Similar with non-force and non-steal? Now what if corrupt but some committed pages are still in memory? Redo it. We can keep a log of changes need to be done. If corrupted, processing all the redo log.
Here is comes non-force and steal. We keep both undo and redo log, as write ahead log, containing both , what the page was and what the page will be(Not exactly the page, but the thing that be changed in this page). So everything is good now, If database corrupts, we process WAL from the beginning, first redo then undo. (Why not first undo then redo?) Then the database will be in the same state as corrupted before.
Problem of WAL? too much processing. Database need to process from the beginning of the log, what if the database had been running for years? Most of the processing (particularly maybe the first 99% logs)is useless because they are already in disk for committed, and rollbacked ones are cancelled much time ago.
Will be helpful if we know where to start. If we give every log record a sequence number(log sequence number, LSN), it will be good if we know the exactly LSN where we are sure that before this one everything is good. Hard to know with WAL. Why? because txns are always changing pages, we do not know in which LSN all dirty pages are written.
What about creating one ourselves? In a specific time, stop accepting txns, flushing all dirty pages, rolling back all. Then write CHECKPOINT. Then we can truncate the log, next time start from here.
Works but big performance issue.
Why we do not know when is THE LSN to be the checkpoint? because there are activate txns making dirty pages and trying to flush them all the time. It would be solved if we can flush buffer pool. In this LSN, start to flush buffer pool, set checkpoint start. when finish the flushing, set chectpoint finish. If the database corrupts, we can load the flushed buffer pool to memory. Because buffer pool and disk represent all the state of the database, then it’s perfect. (Question: actually we do not need the checkpoint finish do we).
Unfortunataly, it is impractical, because buffer pool is so large. Some database has 100+ GB, requires tens of seconds to flush even with SSD, this will impact the performance of ongoing txns.
But do we really need to flush all the pages in buffer? Clean pages, no need cuz they are the same as in disk. We only care about dirty ones. Ok to flush all dirty ones? better than the whole buffer pool, but actually no need to do that. Because we already have the LOGS! we can only maintain which pages are dirty. But how do we rebuild the dirty pages? from logs. If we know which page is dirty and the first LSN to modidy this page, we can rebuild this page right? Fetch it from disk, process the log from that LSN.

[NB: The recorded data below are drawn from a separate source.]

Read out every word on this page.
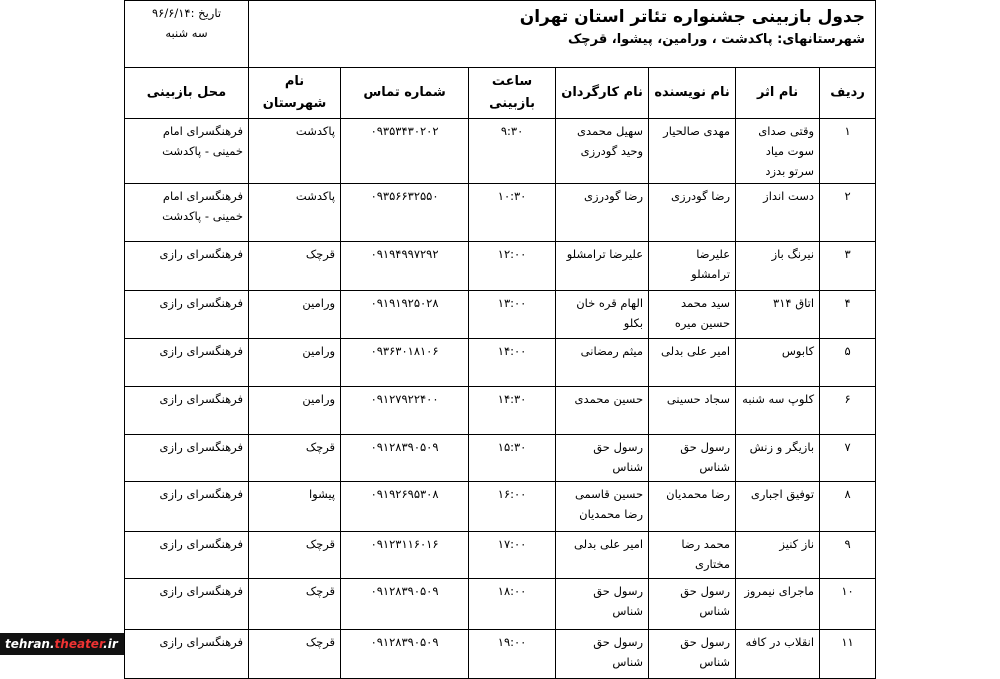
جدول بازبینی جشنواره تئاتر استان تهران
شهرستانهای: پاکدشت ، ورامین، پیشوا، قرچک							تاریخ :۹۶/۶/۱۴
سه شنبه

ردیف	نام اثر	نام نویسنده	نام کارگردان	ساعت بازبینی	شماره تماس	نام شهرستان	محل بازبینی
۱	وقتی صدای سوت میاد سرتو بدزد	مهدی صالحیار	سهیل محمدی وحید گودرزی	۹:۳۰	۰۹۳۵۳۴۳۰۲۰۲	پاکدشت	فرهنگسرای امام خمینی - پاکدشت
۲	دست انداز	رضا گودرزی	رضا گودرزی	۱۰:۳۰	۰۹۳۵۶۶۳۲۵۵۰	پاکدشت	فرهنگسرای امام خمینی - پاکدشت
۳	نیرنگ باز	علیرضا ترامشلو	علیرضا ترامشلو	۱۲:۰۰	۰۹۱۹۴۹۹۷۲۹۲	قرچک	فرهنگسرای رازی
۴	اتاق ۳۱۴	سید محمد حسین میره	الهام قره خان بکلو	۱۳:۰۰	۰۹۱۹۱۹۲۵۰۲۸	ورامین	فرهنگسرای رازی
۵	کابوس	امیر علی بدلی	میثم رمضانی	۱۴:۰۰	۰۹۳۶۳۰۱۸۱۰۶	ورامین	فرهنگسرای رازی
۶	کلوپ سه شنبه	سجاد حسینی	حسین محمدی	۱۴:۳۰	۰۹۱۲۷۹۲۲۴۰۰	ورامین	فرهنگسرای رازی
۷	بازیگر و زنش	رسول حق شناس	رسول حق شناس	۱۵:۳۰	۰۹۱۲۸۳۹۰۵۰۹	قرچک	فرهنگسرای رازی
۸	توفیق اجباری	رضا محمدیان	حسین قاسمی رضا محمدیان	۱۶:۰۰	۰۹۱۹۲۶۹۵۳۰۸	پیشوا	فرهنگسرای رازی
۹	ناز کنیز	محمد رضا مختاری	امیر علی بدلی	۱۷:۰۰	۰۹۱۲۳۱۱۶۰۱۶	قرچک	فرهنگسرای رازی
۱۰	ماجرای نیمروز	رسول حق شناس	رسول حق شناس	۱۸:۰۰	۰۹۱۲۸۳۹۰۵۰۹	قرچک	فرهنگسرای رازی
۱۱	انقلاب در کافه	رسول حق شناس	رسول حق شناس	۱۹:۰۰	۰۹۱۲۸۳۹۰۵۰۹	قرچک	فرهنگسرای رازی
tehran.theater.ir
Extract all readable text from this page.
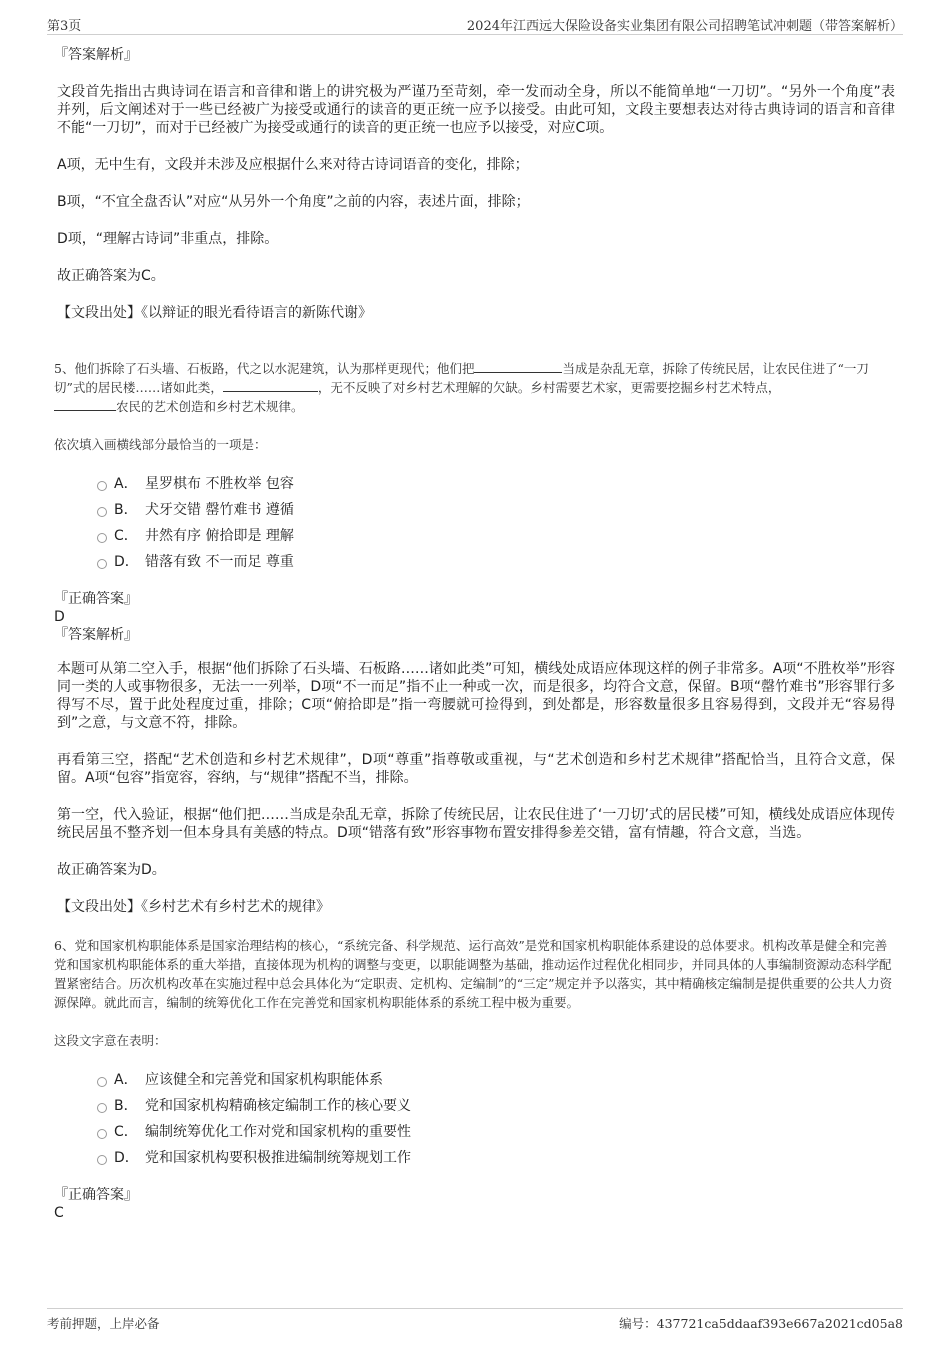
第3页	2024年江西远大保险设备实业集团有限公司招聘笔试冲刺题（带答案解析）
『答案解析』
文段首先指出古典诗词在语言和音律和谐上的讲究极为严谨乃至苛刻，牵一发而动全身，所以不能简单地“一刀切”。“另外一个角度”表并列，后文阐述对于一些已经被广为接受或通行的读音的更正统一应予以接受。由此可知，文段主要想表达对待古典诗词的语言和音律不能“一刀切”，而对于已经被广为接受或通行的读音的更正统一也应予以接受，对应C项。
A项，无中生有，文段并未涉及应根据什么来对待古诗词语音的变化，排除；
B项，“不宜全盘否认”对应“从另外一个角度”之前的内容，表述片面，排除；
D项，“理解古诗词”非重点，排除。
故正确答案为C。
【文段出处】《以辩证的眼光看待语言的新陈代谢》
5、他们拆除了石头墙、石板路，代之以水泥建筑，认为那样更现代；他们把	当成是杂乱无章，拆除了传统民居，让农民住进了“一刀切”式的居民楼……诸如此类，	，无不反映了对乡村艺术理解的欠缺。乡村需要艺术家，更需要挖掘乡村艺术特点，
农民的艺术创造和乡村艺术规律。
依次填入画横线部分最恰当的一项是：
A． 星罗棋布 不胜枚举 包容
B． 犬牙交错 罄竹难书 遵循
C． 井然有序 俯拾即是 理解
D． 错落有致 不一而足 尊重
『正确答案』
D
『答案解析』
本题可从第二空入手，根据“他们拆除了石头墙、石板路……诸如此类”可知，横线处成语应体现这样的例子非常多。A项“不胜枚举”形容同一类的人或事物很多，无法一一列举，D项“不一而足”指不止一种或一次，而是很多，均符合文意，保留。B项“罄竹难书”形容罪行多得写不尽，置于此处程度过重，排除；C项“俯拾即是”指一弯腰就可捡得到，到处都是，形容数量很多且容易得到，文段并无“容易得到”之意，与文意不符，排除。
再看第三空，搭配“艺术创造和乡村艺术规律”，D项“尊重”指尊敬或重视，与“艺术创造和乡村艺术规律”搭配恰当，且符合文意，保留。A项“包容”指宽容，容纳，与“规律”搭配不当，排除。
第一空，代入验证，根据“他们把……当成是杂乱无章，拆除了传统民居，让农民住进了‘一刀切’式的居民楼”可知，横线处成语应体现传统民居虽不整齐划一但本身具有美感的特点。D项“错落有致”形容事物布置安排得参差交错，富有情趣，符合文意，当选。
故正确答案为D。
【文段出处】《乡村艺术有乡村艺术的规律》
6、党和国家机构职能体系是国家治理结构的核心，“系统完备、科学规范、运行高效”是党和国家机构职能体系建设的总体要求。机构改革是健全和完善党和国家机构职能体系的重大举措，直接体现为机构的调整与变更，以职能调整为基础，推动运作过程优化相同步，并同具体的人事编制资源动态科学配置紧密结合。历次机构改革在实施过程中总会具体化为“定职责、定机构、定编制”的“三定”规定并予以落实，其中精确核定编制是提供重要的公共人力资源保障。就此而言，编制的统筹优化工作在完善党和国家机构职能体系的系统工程中极为重要。
这段文字意在表明：
A． 应该健全和完善党和国家机构职能体系
B． 党和国家机构精确核定编制工作的核心要义
C． 编制统筹优化工作对党和国家机构的重要性
D． 党和国家机构要积极推进编制统筹规划工作
『正确答案』
C
考前押题，上岸必备	编号：437721ca5ddaaf393e667a2021cd05a8
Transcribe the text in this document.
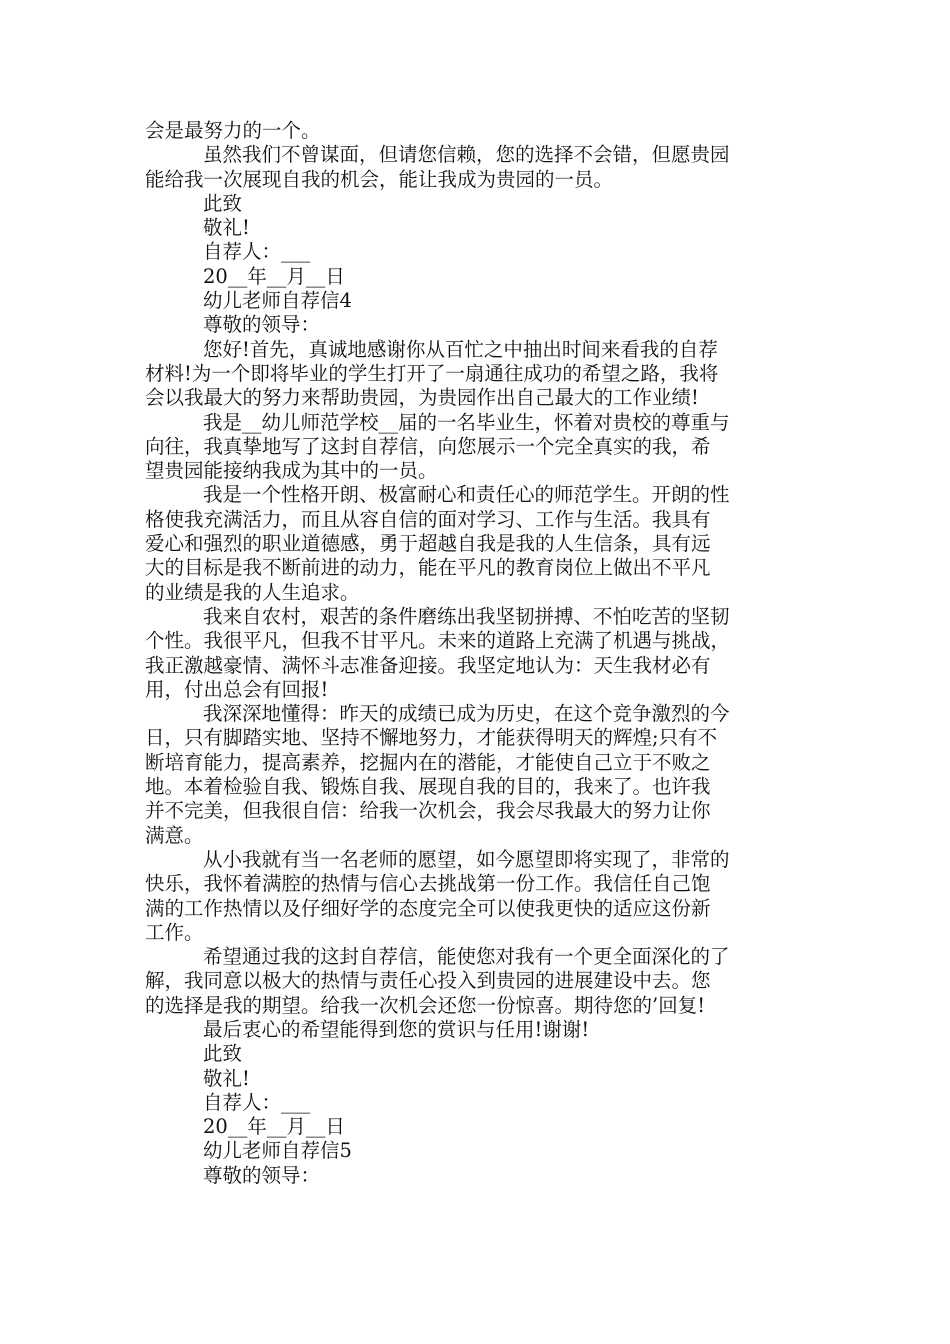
会是最努力的一个。
虽然我们不曾谋面，但请您信赖，您的选择不会错，但愿贵园
能给我一次展现自我的机会，能让我成为贵园的一员。
此致
敬礼!
自荐人：___
20__年__月__日
幼儿老师自荐信4
尊敬的领导：
您好!首先，真诚地感谢你从百忙之中抽出时间来看我的自荐
材料!为一个即将毕业的学生打开了一扇通往成功的希望之路，我将
会以我最大的努力来帮助贵园，为贵园作出自己最大的工作业绩!
我是__幼儿师范学校__届的一名毕业生，怀着对贵校的尊重与
向往，我真挚地写了这封自荐信，向您展示一个完全真实的我，希
望贵园能接纳我成为其中的一员。
我是一个性格开朗、极富耐心和责任心的师范学生。开朗的性
格使我充满活力，而且从容自信的面对学习、工作与生活。我具有
爱心和强烈的职业道德感，勇于超越自我是我的人生信条，具有远
大的目标是我不断前进的动力，能在平凡的教育岗位上做出不平凡
的业绩是我的人生追求。
我来自农村，艰苦的条件磨练出我坚韧拼搏、不怕吃苦的坚韧
个性。我很平凡，但我不甘平凡。未来的道路上充满了机遇与挑战，
我正激越豪情、满怀斗志准备迎接。我坚定地认为：天生我材必有
用，付出总会有回报!
我深深地懂得：昨天的成绩已成为历史，在这个竞争激烈的今
日，只有脚踏实地、坚持不懈地努力，才能获得明天的辉煌;只有不
断培育能力，提高素养，挖掘内在的潜能，才能使自己立于不败之
地。本着检验自我、锻炼自我、展现自我的目的，我来了。也许我
并不完美，但我很自信：给我一次机会，我会尽我最大的努力让你
满意。
从小我就有当一名老师的愿望，如今愿望即将实现了，非常的
快乐，我怀着满腔的热情与信心去挑战第一份工作。我信任自己饱
满的工作热情以及仔细好学的态度完全可以使我更快的适应这份新
工作。
希望通过我的这封自荐信，能使您对我有一个更全面深化的了
解，我同意以极大的热情与责任心投入到贵园的进展建设中去。您
的选择是我的期望。给我一次机会还您一份惊喜。期待您的’回复!
最后衷心的希望能得到您的赏识与任用!谢谢!
此致
敬礼!
自荐人：___
20__年__月__日
幼儿老师自荐信5
尊敬的领导：
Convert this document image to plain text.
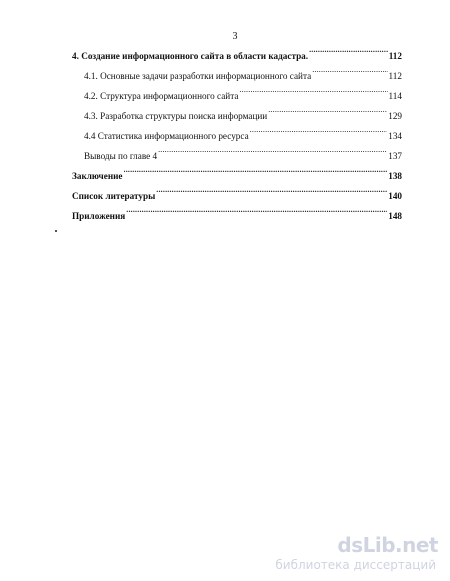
3
4. Создание информационного сайта в области кадастра. .....	112
4.1. Основные задачи разработки информационного сайта .....	112
4.2. Структура информационного сайта .....	114
4.3. Разработка структуры поиска информации .....	129
4.4 Статистика информационного ресурса .....	134
Выводы по главе 4 .....	137
Заключение .....	138
Список литературы .....	140
Приложения .....	148
dsLib.net
библиотека диссертаций
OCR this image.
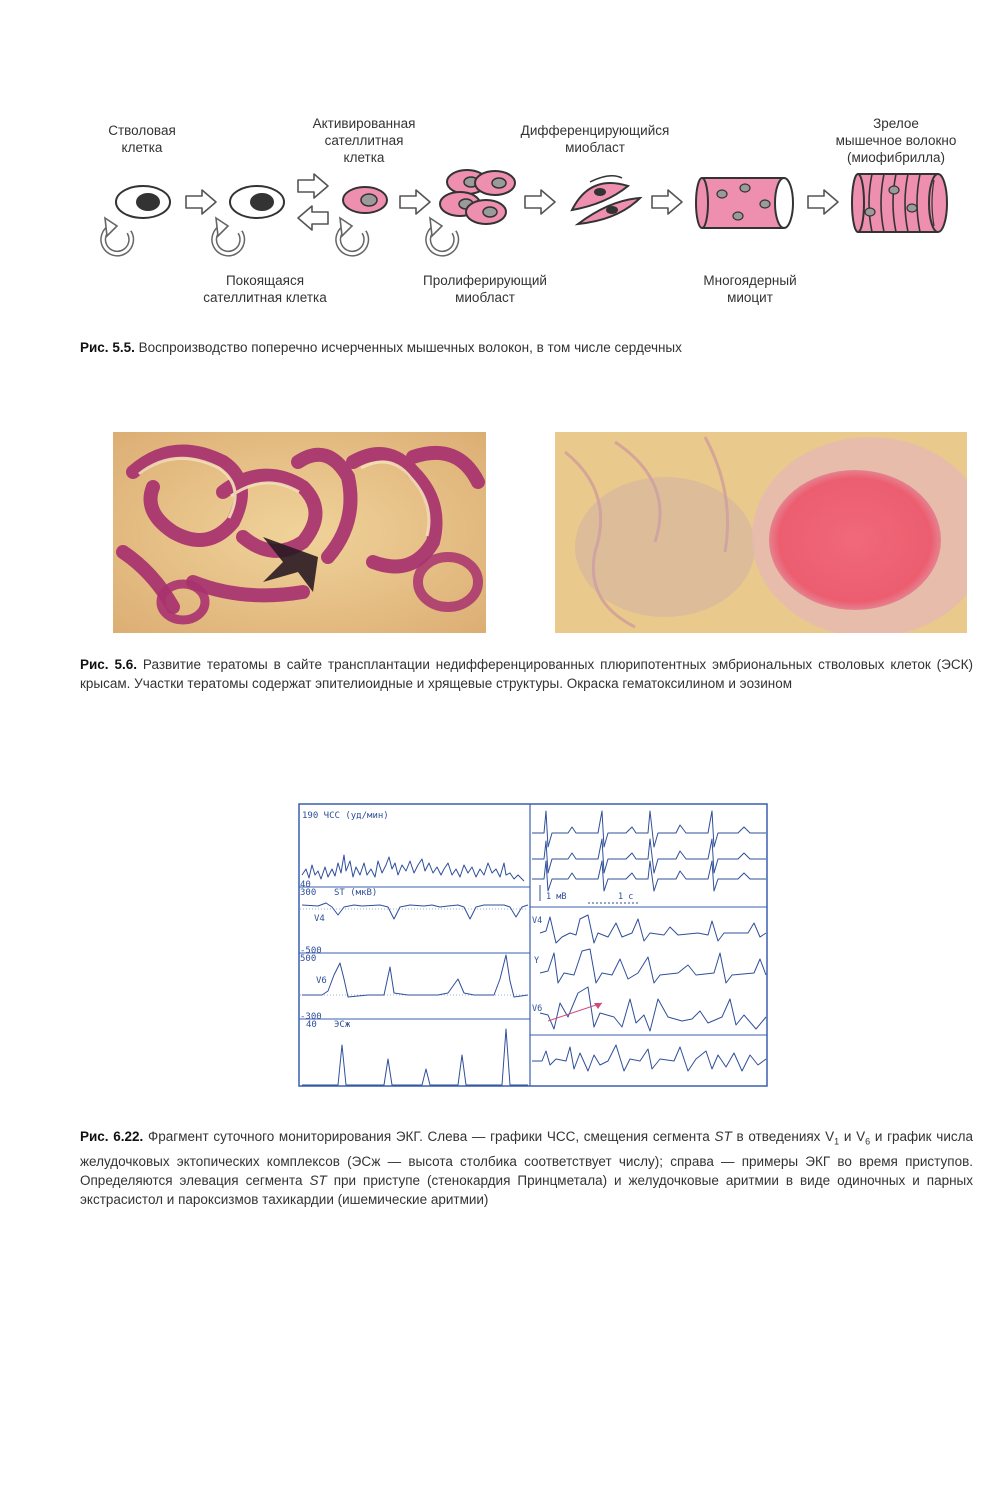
Стволовая
клетка
Активированная
сателлитная
клетка
Дифференцирующийся
миобласт
Зрелое
мышечное волокно
(миофибрилла)
Покоящаяся
сателлитная клетка
Пролиферирующий
миобласт
Многоядерный
миоцит
Рис. 5.5. Воспроизводство поперечно исчерченных мышечных волокон, в том числе сердечных
Рис. 5.6. Развитие тератомы в сайте трансплантации недифференцированных плюрипотентных эмбриональных стволовых клеток (ЭСК) крысам. Участки тератомы содержат эпителиоидные и хрящевые структуры. Окраска гематоксилином и эозином
190 ЧСС (уд/мин)
40
300 ST (мкВ)
V4
-500
500
V6
-300
40 ЭСж
1 мВ	1 с
V4
Y
V6
Рис. 6.22. Фрагмент суточного мониторирования ЭКГ. Слева — графики ЧСС, смещения сегмента ST в отведениях $V_1$ и $V_6$ и график числа желудочковых эктопических комплексов (ЭСж — высота столбика соответствует числу); справа — примеры ЭКГ во время приступов. Определяются элевация сегмента ST при приступе (стенокардия Принцметала) и желудочковые аритмии в виде одиночных и парных экстрасистол и пароксизмов тахикардии (ишемические аритмии)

Here comes dirty page table. With pageID (as it is) and recLSN (recovery LSN, which is the first LSN that changes this log). This helps to rebuild all the dirty pages, any with later commits log, we can make sure committed txns have their dirty pages in the disk.
But what about aborted txns? Can we undo them? While we can go through all the logs, find aborted one. But what about the canceled one(aka half executed one).